This time we look at the after effects of our failure in teaching our sons what we teach our daughters. The moment we fail to tell them that there is nothing really special in being a male child, we are setting them up to be individuals who believe that the world owes them. Basically, they grow up believing that everyone should bow to them and give in to his wishes.
When they step out of their cocoon they expect everyone to pander to his ego the way the parents did at home. Now they cannot take on the male colleagues ( as the small mindset is fixed with male superiority) so the female colleagues bear the brunt of their chauvinistic approach to life,
Let’s take a look at how these children fare in different areas of life:
Now they cannot take on the male colleagues ( as the small mindset is fixed with male superiority) so the female colleagues bear the brunt of their chauvinistic approach to life. The pampered man takes pride in informing his female co-workers that his job is more important than theirs. Heavens forbid if anyone tries to correct his lofty beliefs. our man cannot handle that.( Since as parents we failed to tell him that it is not imperative for everyone to agree with you)

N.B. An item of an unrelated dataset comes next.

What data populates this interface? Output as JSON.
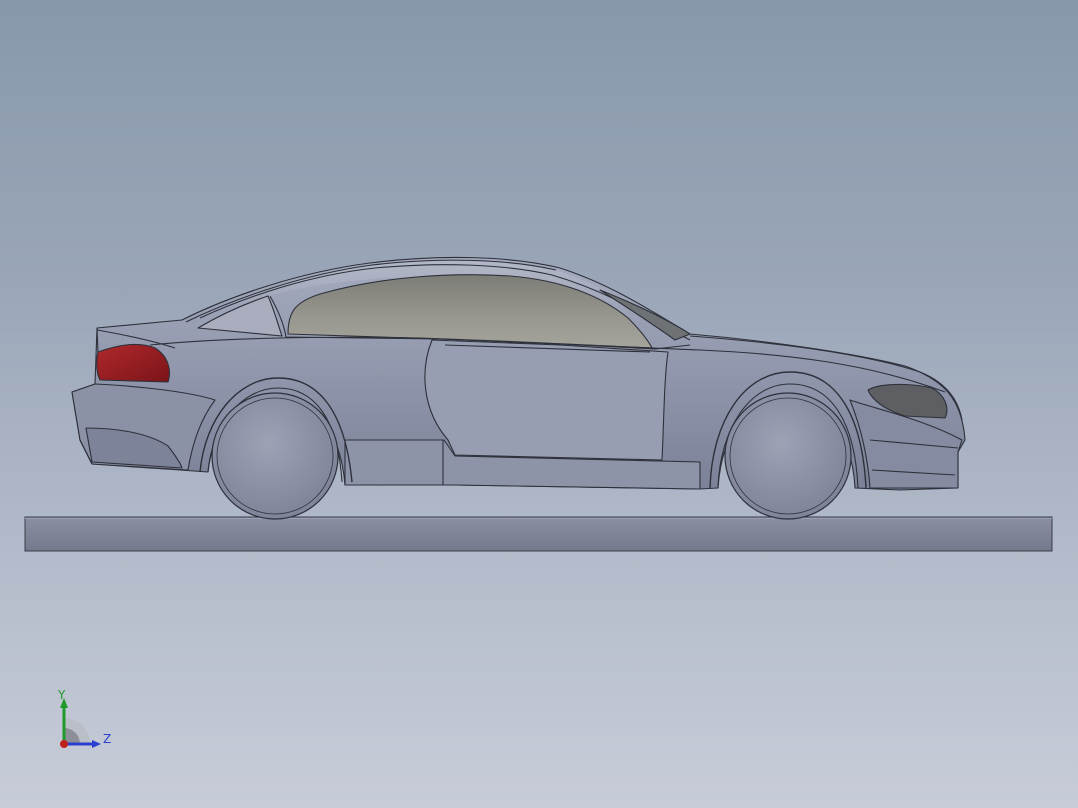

All this does not happen if our MAN finds work in areas that are still considered the male bastion.Here he is most likely to face the following problems. He will not be able to accept that anyone is better at the job than him. To cover up his own ineptness he would love putting the others down so that he can feel better about himself.
All this because we failed to teach him as a child that “Respect needs to be earned and not demanded” We fail as parents when we forget to tell our boys that, if they want something they should be prepared to work hard for it.( Nothing will be served to them on a platter) We failed to teach them how to appreciate people who are good at their work and how to learn from such people.( WE WERE TOO BUSY TEACHING THEM HOW SPECIAL THEY WERE )
Our man believes that no one at work is better than him, hence he struggles with the rejection of his sub-par work. ( But this is not his fault since we told him that everything he did was perfect)
A boy who is not taught to respect human beings ( we taught him of the superiority of one sex we did not teach him about human beings and humanity) will generally be the kind of husband who believes that he is God’s gift to womankind and the wife should always be at his service. He will be the kind of father who will believe that the children should respect him and hang on to his every word because ‘HE IS THE MAN OF THE HOUSE.’
He would love telling his wife how the house runs on his salary. He shows a complete lack of respect for his wife who might be a working woman and would also be managing the household chores. Instead of lending a helping hand our man would love to throw,” Why should household work be tiring? You should feel happy to do so?”
If our man sees a happy husband helping his wife, our man is quick to retort,” Look what a henpecked guy!!!” Of course, he fails to acknowledge that the problem is with him and not with the man who helps out around the house.( Parents did a good job with this one. because he learnt that helping around the house is his job too)
If your man has a rough day at work, you are in for a whining session as long as the Nile. Your day at work is not important, and if you have had a bad day it is probably your fault.
As parents, if you fail to educate boys on how every human being has feelings and emotions and they are as important as his, then you unleash on the world a thoughtless individual. Such a man would believe that his words are a panacea to all.He would never stop to think how they might hurt the emotions of others,( his co-workers, his wife and children)
A word of caution for the parents, if you do not want a sod like that to be your son-in-law then do give your sons the right values.As parents, we never see the flaws in our sons but our son-in-laws are a different story.
Teach them to cook, wash, shop for groceries but above all teach them to respect all human beings irrespective of gender.